An Empirical Study on the Intrinsic Privacy of SGD
This work addresses the utility-privacy trade-off in machine learning for practitioners by showing that SGD's randomness can enhance privacy, potentially improving efficiency in privacy-preserving systems.
The paper investigates whether the inherent randomness of stochastic gradient descent (SGD) contributes to privacy, potentially reducing the need for additional noise in differential privacy. Through a large-scale empirical study with over 120,000 models, it finds that the random seed impacts model weights more than individual training examples, with intrinsic privacy estimates as low as 1.9 in convex cases and reduced attack performance in non-convex settings.

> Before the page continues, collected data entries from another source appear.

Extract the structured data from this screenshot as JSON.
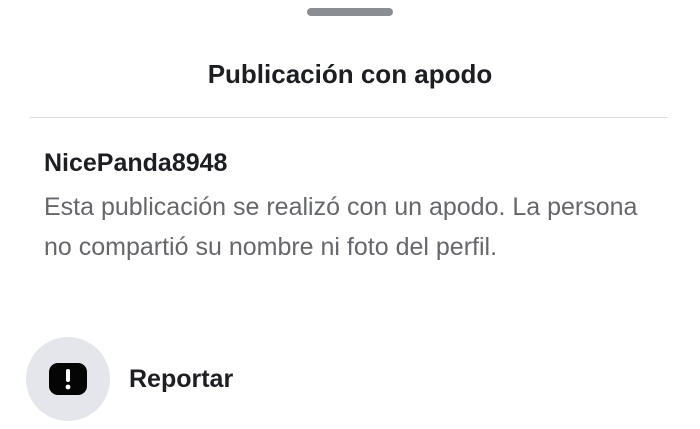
{
  "sheet": {
    "title": "Publicación con apodo"
  },
  "post": {
    "nickname": "NicePanda8948",
    "description": "Esta publicación se realizó con un apodo. La persona no compartió su nombre ni foto del perfil."
  },
  "actions": {
    "report_label": "Reportar",
    "report_icon": "alert-square-icon"
  }
}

Introducing noise in the training of machine learning systems is a powerful way to protect individual privacy via differential privacy guarantees, but comes at a cost to utility. This work looks at whether the inherent randomness of stochastic gradient descent (SGD) could contribute to privacy, effectively reducing the amount of \emph{additional} noise required to achieve a given privacy guarantee. We conduct a large-scale empirical study to examine this question. Training a grid of over 120,000 models across four datasets (tabular and images) on convex and non-convex objectives, we demonstrate that the random seed has a larger impact on model weights than any individual training example. We test the distribution over weights induced by the seed, finding that the simple convex case can be modelled with a multivariate Gaussian posterior, while neural networks exhibit multi-modal and non-Gaussian weight distributions. By casting convex SGD as a Gaussian mechanism, we then estimate an `intrinsic' data-dependent $ε_i(\mathcal{D})$, finding values as low as 6.3, dropping to 1.9 using empirical estimates. We use a membership inference attack to estimate $ε$ for non-convex SGD and demonstrate that hiding the random seed from the adversary results in a statistically significant reduction in attack performance, corresponding to a reduction in the effective $ε$. These results provide empirical evidence that SGD exhibits appreciable variability relative to its dataset sensitivity, and this `intrinsic noise' has the potential to be leveraged to improve the utility of privacy-preserving machine learning.